I am having a serious problem with CSS, and it's so serious I can't believe I haven't seen it mentioned. I can't account for it other than it's a major fault in CSS's software. Here's what happens:

Using a Cubase Pro 11 expression map I set up bars with: fast runs (Marcato overlay off) (keyswitch F#0, velocity 1), spiccato (keyswitch F0, velocity 1); pizzicato (keyswitch G0, velocity 1) and when I click the ruler/timeline to move to into each region, I see, in the Kontakt midi monitor, these codes being the last received by Kontakt, but CSS sets itself respectively to Marcato (overlay on), Sfz and Col Legno. These are the articulations having respectively the same keys but the largest key velocity values. (I have disabled CC1/modwheel from having any effect.)
Then when pressing play you continue to be stuck with these wrong articulations until the next articulation change.
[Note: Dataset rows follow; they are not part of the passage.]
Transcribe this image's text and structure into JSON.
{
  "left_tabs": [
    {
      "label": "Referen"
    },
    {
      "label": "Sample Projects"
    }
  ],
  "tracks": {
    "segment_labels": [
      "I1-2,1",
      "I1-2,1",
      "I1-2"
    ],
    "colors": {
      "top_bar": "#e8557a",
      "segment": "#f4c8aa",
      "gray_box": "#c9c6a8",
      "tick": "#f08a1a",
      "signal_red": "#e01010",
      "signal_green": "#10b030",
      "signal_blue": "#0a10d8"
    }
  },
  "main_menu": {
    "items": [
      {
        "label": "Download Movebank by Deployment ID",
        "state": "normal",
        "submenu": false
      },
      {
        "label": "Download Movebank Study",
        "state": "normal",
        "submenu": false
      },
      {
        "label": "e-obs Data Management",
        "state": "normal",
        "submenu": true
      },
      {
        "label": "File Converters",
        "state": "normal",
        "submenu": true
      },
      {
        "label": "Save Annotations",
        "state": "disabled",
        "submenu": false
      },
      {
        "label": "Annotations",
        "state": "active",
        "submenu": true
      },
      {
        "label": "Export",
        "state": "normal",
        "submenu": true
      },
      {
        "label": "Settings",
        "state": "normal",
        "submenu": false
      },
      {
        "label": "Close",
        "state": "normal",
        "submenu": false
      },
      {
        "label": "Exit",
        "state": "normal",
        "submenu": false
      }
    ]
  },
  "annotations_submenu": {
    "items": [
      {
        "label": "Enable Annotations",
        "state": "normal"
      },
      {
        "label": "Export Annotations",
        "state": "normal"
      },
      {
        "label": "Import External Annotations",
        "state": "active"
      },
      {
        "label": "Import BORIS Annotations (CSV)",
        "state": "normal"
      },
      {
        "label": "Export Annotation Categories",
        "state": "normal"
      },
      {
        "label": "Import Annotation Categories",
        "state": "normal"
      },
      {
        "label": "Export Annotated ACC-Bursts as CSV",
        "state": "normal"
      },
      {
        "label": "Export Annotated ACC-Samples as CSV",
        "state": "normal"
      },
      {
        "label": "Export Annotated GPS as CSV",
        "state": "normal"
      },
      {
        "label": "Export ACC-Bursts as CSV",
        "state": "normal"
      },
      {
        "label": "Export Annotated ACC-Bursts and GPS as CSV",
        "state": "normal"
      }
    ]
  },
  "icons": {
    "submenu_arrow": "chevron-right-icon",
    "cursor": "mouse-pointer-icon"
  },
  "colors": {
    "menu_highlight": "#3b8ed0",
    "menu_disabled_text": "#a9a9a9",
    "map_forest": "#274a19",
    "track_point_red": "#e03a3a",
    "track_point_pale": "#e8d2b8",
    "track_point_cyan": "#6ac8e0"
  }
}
Why doesn't the script simply use the velocity value to set the correct articulation (duh)? Please can anybody throw any light on this? (It's my first post.)


----------



## Kony (Feb 19, 2022)

You're probably already aware that an alternative for articulation mapping is CC58 - the values are listed on page 8 of the manual. I set my articulation map with CC58 values and have no issues.


----------



## liquidlino (Feb 19, 2022)

Check what happens if you move the keyswitch notes in the piano roll up and down an octave. The problem with keyswitches is that not all DAWs consider C3 to be the same midi value... some treat it as C4, or even all VSTs, so it's can be a real headache.


----------



## Jonesy (Feb 21, 2022)

Hi Kony and Liquidlino,

Thank you both very much for taking the trouble to respond.

The problem wasn't with the keyswitch register, Liquidlino: it worked fine in play mode. The problem was that 'chase' simply doesn't work with keyswitches in CSS. The least said about the fact that CSS keep quiet about that, the better. The solution is as you said Kony: I changed the map to use CC58 and all seems well.

Thanks again to both of you.


----------



## Kony (Feb 21, 2022)

Glad you got it sorted @Jonesy


----------